Il corridoio si apriva in un vasto ambiente a cupola, la cui nuda e scabra roccia del soffitto era punteggiata di agglomerati cristallini in formazione. In basso, un laghetto occupava l’intera caverna, a parte la passerella che girava intorno, larga forse cinque braccia. Di forma ovale come un occhio, il laghetto era rivestito lungo il bordo da urla bassa e piatta guarnizione di cristalli che brillavano di luce più opaca eppure più intensa di quelli in alto. La superficie era liscia come vetro e chiara come l’acqua della Fonte di Vino. Rand provò l’impressione di poterla sondare con lo sguardo per sempre, senza mai scorgere il fondo.

«L’Occhio del Mondo» disse piano Moiraine, accanto a lui.

Guardandosi intorno pieno di stupore, Rand capì che i lunghi anni da quando era stato fatto — tremila — avevano avuto il loro peso. Nella cupola, non tutti i cristalli brillavano con la stessa intensità. Alcuni erano più vividi, altri più fiochi; alcuni tremolavano, altri erano solo grumi sfaccettati che riflettevano la luce. Se tutti avessero brillato, la cupola sarebbe stata luminosa come il cielo a mezzogiorno; ma ora sembrava solo tardo pomeriggio. La polvere ricopriva il vialetto, mista a frammenti di roccia e perfino di cristallo. Lunghi anni d’attesa, mentre la Ruota girava e macinava.

«Ma cos’è veramente?» domandò Mat, a disagio. «Non ho mai visto acqua come questa.» Diede un calcio a un grumo di pietra nera, grosso quanto un pugno, gettandolo in acqua. «Si direbbe...»

La pietra colpì la superficie liscia come vetro e scivolò nel laghetto senza il minimo tonfo né la minima increspatura. Mentre affondava, iniziò a gonfiarsi e a rarefarsi, una chiazza grande quanto una testa, quasi trasparente, una macchia confusa larga un braccio.

«Cos’è?» domandò Rand. Fu sorpreso, nell’udire il tono rauco della propria voce.

«Lo si potrebbe chiamare l’essenza Saidin.» Le parole dell’Aes Sedai echeggiarono sotto la cupola. «L’essenza della metà maschile della Vera Fonte, la pura essenza del Potere manipolato dagli uomini prima del Tempo di Follia.
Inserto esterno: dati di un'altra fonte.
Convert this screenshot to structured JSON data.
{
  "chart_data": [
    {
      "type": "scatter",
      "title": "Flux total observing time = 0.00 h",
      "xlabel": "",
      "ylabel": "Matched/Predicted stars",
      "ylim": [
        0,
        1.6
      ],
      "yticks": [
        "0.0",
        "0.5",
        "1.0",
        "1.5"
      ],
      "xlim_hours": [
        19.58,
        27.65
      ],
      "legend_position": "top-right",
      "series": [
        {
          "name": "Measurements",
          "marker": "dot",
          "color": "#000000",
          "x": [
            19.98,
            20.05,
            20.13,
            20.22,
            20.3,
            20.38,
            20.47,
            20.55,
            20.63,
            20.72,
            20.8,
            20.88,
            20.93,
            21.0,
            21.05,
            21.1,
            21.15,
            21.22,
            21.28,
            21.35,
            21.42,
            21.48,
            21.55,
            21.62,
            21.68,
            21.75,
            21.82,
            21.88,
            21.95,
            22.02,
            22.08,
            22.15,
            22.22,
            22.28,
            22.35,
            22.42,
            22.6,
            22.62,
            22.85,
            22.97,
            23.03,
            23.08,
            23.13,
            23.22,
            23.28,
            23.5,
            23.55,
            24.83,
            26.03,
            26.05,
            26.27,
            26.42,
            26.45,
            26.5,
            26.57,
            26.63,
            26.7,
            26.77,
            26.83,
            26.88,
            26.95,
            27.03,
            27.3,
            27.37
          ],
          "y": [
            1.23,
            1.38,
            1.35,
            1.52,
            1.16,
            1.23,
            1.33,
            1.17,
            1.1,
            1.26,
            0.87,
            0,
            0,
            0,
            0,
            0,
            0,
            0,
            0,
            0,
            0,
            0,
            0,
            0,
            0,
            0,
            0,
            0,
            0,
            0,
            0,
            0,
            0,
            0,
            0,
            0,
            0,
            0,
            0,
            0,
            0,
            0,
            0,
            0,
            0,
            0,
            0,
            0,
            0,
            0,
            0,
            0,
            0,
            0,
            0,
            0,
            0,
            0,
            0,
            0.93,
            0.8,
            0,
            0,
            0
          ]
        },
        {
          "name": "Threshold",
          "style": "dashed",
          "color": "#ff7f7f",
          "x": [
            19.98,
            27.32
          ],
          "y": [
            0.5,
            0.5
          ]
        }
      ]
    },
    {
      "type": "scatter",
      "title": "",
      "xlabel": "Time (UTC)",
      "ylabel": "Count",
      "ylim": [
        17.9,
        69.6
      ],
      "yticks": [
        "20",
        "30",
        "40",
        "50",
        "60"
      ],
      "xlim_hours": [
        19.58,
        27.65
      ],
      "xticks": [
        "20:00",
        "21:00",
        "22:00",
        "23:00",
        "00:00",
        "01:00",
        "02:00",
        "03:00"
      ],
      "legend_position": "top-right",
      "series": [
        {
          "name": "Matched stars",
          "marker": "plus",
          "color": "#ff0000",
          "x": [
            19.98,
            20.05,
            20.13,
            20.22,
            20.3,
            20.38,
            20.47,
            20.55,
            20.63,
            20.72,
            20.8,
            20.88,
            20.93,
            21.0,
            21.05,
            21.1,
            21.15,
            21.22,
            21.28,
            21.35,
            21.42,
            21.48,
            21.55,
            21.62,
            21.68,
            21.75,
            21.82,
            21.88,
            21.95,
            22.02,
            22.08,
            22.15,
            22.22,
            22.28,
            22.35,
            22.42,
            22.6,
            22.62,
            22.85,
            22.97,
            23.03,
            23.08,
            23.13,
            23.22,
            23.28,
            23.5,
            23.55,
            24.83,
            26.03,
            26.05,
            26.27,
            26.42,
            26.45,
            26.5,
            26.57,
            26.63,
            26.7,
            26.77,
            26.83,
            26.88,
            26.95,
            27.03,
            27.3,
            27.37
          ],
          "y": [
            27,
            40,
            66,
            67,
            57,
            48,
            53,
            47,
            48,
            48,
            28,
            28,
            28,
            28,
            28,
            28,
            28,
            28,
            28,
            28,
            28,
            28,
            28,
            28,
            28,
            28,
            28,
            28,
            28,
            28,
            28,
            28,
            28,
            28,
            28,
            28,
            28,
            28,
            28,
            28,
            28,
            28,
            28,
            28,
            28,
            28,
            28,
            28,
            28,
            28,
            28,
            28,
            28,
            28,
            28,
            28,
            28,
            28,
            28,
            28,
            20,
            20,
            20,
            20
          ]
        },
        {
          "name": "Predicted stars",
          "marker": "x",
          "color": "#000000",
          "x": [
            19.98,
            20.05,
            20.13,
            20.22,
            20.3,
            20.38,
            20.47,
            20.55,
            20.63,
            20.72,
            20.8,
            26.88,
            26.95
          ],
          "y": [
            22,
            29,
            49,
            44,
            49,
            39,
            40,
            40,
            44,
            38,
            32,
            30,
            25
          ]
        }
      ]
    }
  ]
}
Il Potere di riparare il sigillo sulla prigione del Tenebroso, o di spezzarlo completamente.»

«La Luce splenda su di noi e ci protegga» mormorò Nynaeve. Egwene si strinse a lei come se volesse nascondersi. Perfino Lan si mosse a disagio, anche se nel suo sguardo non c’era sorpresa.

Rand sentì contro la schiena la roccia e si rese conto d’essere arretrato fino alla parete, il più lontano possibile dall’Occhio del Mondo. Anche Mat era appiattito contro la roccia. Perrin fissava il laghetto e aveva estratto a metà l’ascia. Gli occhi gli brillavano, gialli e feroci.
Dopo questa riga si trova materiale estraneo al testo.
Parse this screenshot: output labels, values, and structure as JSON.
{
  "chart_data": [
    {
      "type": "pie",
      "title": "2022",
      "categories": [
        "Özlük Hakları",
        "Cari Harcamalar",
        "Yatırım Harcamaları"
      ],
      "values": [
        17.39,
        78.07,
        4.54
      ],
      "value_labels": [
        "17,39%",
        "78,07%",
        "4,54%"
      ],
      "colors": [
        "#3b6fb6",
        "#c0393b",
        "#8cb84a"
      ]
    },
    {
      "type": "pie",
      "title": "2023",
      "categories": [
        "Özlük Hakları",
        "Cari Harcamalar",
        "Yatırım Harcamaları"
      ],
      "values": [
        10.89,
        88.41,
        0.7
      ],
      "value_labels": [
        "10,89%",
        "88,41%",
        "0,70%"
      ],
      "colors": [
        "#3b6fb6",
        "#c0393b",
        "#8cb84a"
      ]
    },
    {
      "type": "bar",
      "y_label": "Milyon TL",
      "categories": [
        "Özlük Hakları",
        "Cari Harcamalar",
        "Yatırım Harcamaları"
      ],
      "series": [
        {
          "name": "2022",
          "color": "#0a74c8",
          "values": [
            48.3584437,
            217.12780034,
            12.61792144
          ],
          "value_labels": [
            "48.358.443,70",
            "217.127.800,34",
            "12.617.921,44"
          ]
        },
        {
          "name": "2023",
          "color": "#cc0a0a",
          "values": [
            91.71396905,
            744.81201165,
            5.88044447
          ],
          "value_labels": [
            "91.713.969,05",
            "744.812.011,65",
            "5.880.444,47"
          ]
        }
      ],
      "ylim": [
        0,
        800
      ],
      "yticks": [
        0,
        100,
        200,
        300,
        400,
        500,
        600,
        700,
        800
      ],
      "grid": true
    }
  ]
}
«Leggendo dell’Occhio, mi ero sempre domandato cosa fosse» disse Loial. «Perché l’hanno creato? E come?»

«Nessuno lo sa.» Moiraine non guardava più il laghetto: osservava Rand e gli altri due, li esaminava, li soppesava. «Né come, né perché sarebbe stato necessario un giorno, nel momento del bisogno più disperato.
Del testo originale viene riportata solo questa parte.